Introduction: Faux Stained Glass Mickey Ears

I've always loved the aesthetic of the stained glass windows in Beauty and the Beast, so when a friend asked me to make some custom ears for them, I thought it was a great opportunity. While looking for inspiration, I saw these 3-D printed ears on Pinterest and thought they were just fantastic. I have a laser cutter but no 3-D printer, so I set out to create my own version using clear acrylic. I could't find them for sale anywhere or even who made them, so I'm attaching a few links to some others making similar ears.

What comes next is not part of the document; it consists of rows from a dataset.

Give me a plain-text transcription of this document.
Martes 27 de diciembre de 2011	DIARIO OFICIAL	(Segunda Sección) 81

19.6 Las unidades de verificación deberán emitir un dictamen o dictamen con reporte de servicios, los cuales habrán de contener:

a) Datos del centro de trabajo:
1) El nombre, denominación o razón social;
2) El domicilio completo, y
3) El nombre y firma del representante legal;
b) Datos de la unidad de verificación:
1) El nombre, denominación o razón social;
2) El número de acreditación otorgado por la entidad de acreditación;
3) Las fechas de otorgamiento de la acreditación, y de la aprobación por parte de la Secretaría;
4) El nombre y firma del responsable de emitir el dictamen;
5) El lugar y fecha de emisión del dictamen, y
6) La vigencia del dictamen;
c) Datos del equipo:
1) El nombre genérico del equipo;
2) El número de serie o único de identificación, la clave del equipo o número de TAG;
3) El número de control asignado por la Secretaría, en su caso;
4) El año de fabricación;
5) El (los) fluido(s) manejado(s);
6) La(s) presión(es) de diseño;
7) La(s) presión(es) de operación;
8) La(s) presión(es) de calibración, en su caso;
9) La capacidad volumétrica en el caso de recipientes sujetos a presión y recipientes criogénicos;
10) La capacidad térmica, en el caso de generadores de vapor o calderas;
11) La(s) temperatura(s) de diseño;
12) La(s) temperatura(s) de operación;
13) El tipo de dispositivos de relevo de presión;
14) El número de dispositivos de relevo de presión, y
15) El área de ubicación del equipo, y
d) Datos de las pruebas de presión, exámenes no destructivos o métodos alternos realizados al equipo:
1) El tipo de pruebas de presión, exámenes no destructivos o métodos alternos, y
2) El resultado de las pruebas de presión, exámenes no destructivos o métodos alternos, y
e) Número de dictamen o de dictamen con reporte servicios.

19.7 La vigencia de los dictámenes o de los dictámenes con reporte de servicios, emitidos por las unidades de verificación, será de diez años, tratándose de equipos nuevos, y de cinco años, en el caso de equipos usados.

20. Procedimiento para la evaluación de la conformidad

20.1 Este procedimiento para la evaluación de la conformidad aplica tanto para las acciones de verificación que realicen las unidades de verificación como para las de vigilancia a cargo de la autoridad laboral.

Note: I made several versions of these ears and didn't take pictures of all steps with the same set of ears, so the images will switch between the various designs.

Materials and Tools:

vector software (Illustrator, Inckscape, etc.)

access to laser cutter

clear acrylic

Mod Podge

food coloring


fabric (optional)

hot glue

black alcohol ink


hot glue

wire cutters


Step 1: Design

Find an image you like and trace it or create something from scratch. I like to draw my designs in Adobe Draw on my iPad and transfer them into Illustrator. Using the Trace Image function you can take any black and white image and turn it into a vector drawing.

Load some clear acrylic into your laser. Make sure to use acrylic with masking paper or apply some masking tape before cutting.

You'll need one of each ear engraved and one of each without the engravings. You'll also need two holes near the bottom edge. I forgot to add the holes and had to drill them after the fact. See step 4.

Engrave the black lines and cut around the edge using a laser cutter.

Step 2: Add Black

Squirt black alcohol ink into the engraved sections before removing masking paper. If some of the black bled out of the designated areas, use a q-tip dipped in alcohol to gently wipe it off.

Step 3: Paint

Mix food coloring into Mod Podge to create paints for each color you need. Use your paintbrush to apply the paint generously so that it sits above the surface a bit.

Step 4: Drill

If you forgot to laser some holes in the bottom edge, tape the plain ears to their respective engraved ears and drill holes.

Step 5: Attach to Headband

Put the plain ears over the painted side of the engraved ears.

Put zip-ties through the holes and around the headband loosely at first. The end should be in the back and facing up as pictured. Slide the ears around to make sure they're symmetrical and the desired width apart. Tighten the zip-ties when you've got them where you want them. Clip off the ends of the zip-ties.

If applied correctly, the zip ties won't be uncomfortable. I can't even tell they're there. They're a bit visible, but far more secure than using hot glue, so it's worth the trade-off in my opinion.

Step 6: Hot Glue

Add a bit of hot glue to the edge of the two ear pieces to keep them from splitting apart. You can add just a bit or go all the way around and add some ribbon to the edge.

Step 7: Enjoy

Hit up your favorite Disney theme park and show off your handiwork!